El fragmento se hizo viral en menos de doce horas. Cuatro millones de visualizaciones. Titulares en portada. Una productora de Madrid ofreció treinta mil euros por rodar un documental en casa sobre «La familia española de hoy».
Esa misma noche, cuando el equipo se había ido, mi padre abrió la puerta de mi cuarto sin llamar.
Me miró fijo, sin parpadear.
«Sofía. A partir de mañana, tu depresión ya no existe.»
Tenía dieciséis años. Llevaba dos en tratamiento.

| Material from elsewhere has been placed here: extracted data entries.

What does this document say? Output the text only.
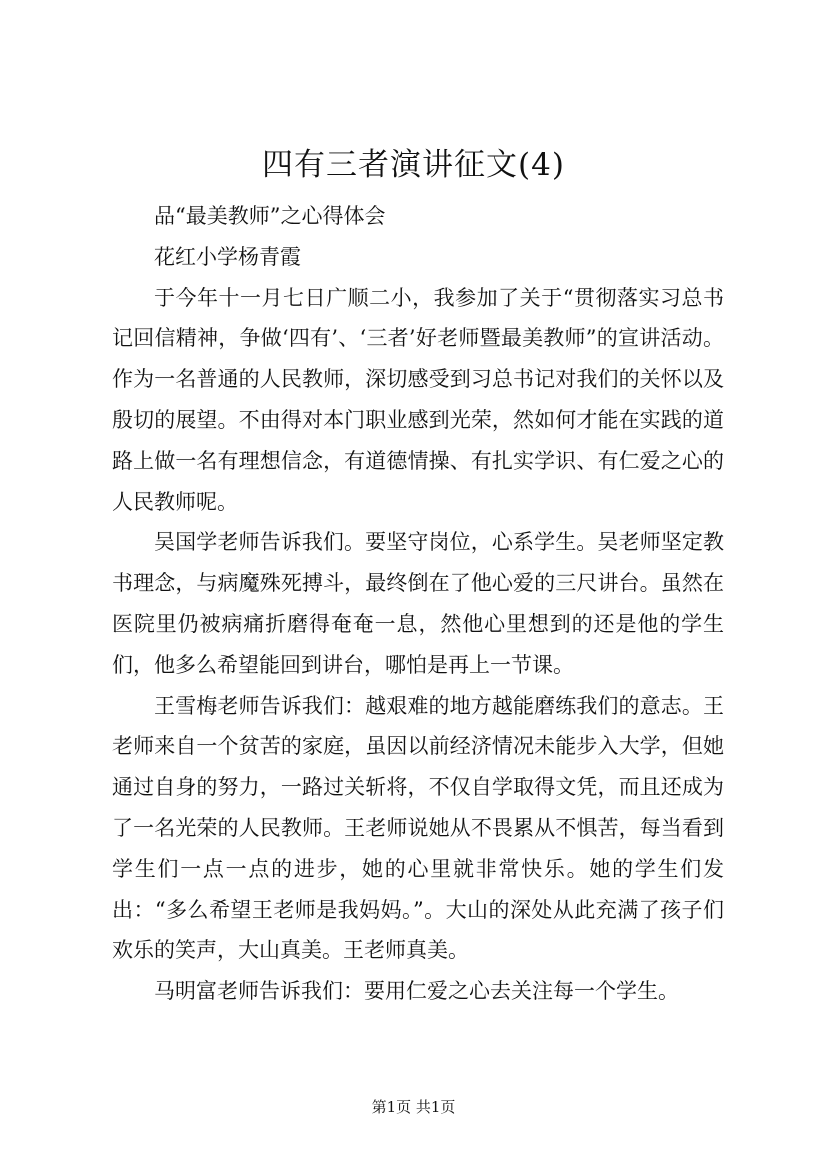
四有三者演讲征文(4)

品“最美教师”之心得体会

花红小学杨青霞

于今年十一月七日广顺二小，我参加了关于“贯彻落实习总书记回信精神，争做‘四有’、‘三者’好老师暨最美教师”的宣讲活动。作为一名普通的人民教师，深切感受到习总书记对我们的关怀以及殷切的展望。不由得对本门职业感到光荣，然如何才能在实践的道路上做一名有理想信念，有道德情操、有扎实学识、有仁爱之心的人民教师呢。

吴国学老师告诉我们。要坚守岗位，心系学生。吴老师坚定教书理念，与病魔殊死搏斗，最终倒在了他心爱的三尺讲台。虽然在医院里仍被病痛折磨得奄奄一息，然他心里想到的还是他的学生们，他多么希望能回到讲台，哪怕是再上一节课。

王雪梅老师告诉我们：越艰难的地方越能磨练我们的意志。王老师来自一个贫苦的家庭，虽因以前经济情况未能步入大学，但她通过自身的努力，一路过关斩将，不仅自学取得文凭，而且还成为了一名光荣的人民教师。王老师说她从不畏累从不惧苦，每当看到学生们一点一点的进步，她的心里就非常快乐。她的学生们发出：“多么希望王老师是我妈妈。”。大山的深处从此充满了孩子们欢乐的笑声，大山真美。王老师真美。

马明富老师告诉我们：要用仁爱之心去关注每一个学生。

第1页 共1页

Al día siguiente llegó el equipo de producción. Cámaras, focos, micrófonos de corbata. Mi madre nos colocó a todos en el sofá del salón como si fuéramos figuras de un belén.
La periodista me sonrió.
«Sofía, ¿qué es lo que más te gusta hacer con tu familia?»
Miré a mi padre de reojo. Él asintió casi imperceptiblemente.
«Ver películas juntos»
, respondí.
Mi hermana pequeña, Lucía, levantó la mano desde el regazo de mi madre.
«¡Mentira! Papá siempre juega conmigo al parchís, pero con Sofía nunca.»
El aire del salón se congeló medio segundo.
Mi padre rio con suavidad, como si fuera un malentendido tierno.
«Lucía es pequeña y confunde los recuerdos. También jugamos con Sofía, claro que sí, solo que ella ya es mayor y prefiere otras cosas.»
Lucía parpadeó.
«Ah. Vale.»
Yo clavé los ojos en mis zapatillas.
El cámara, un hombre de unos cuarenta años que apenas había hablado en todo el día, me observó un instante desde detrás del objetivo.
Durante el descanso, mi madre sacó una tarta de fresas. Le cortó a Lucía la porción más grande. Lucía corrió hacia mí con el plato.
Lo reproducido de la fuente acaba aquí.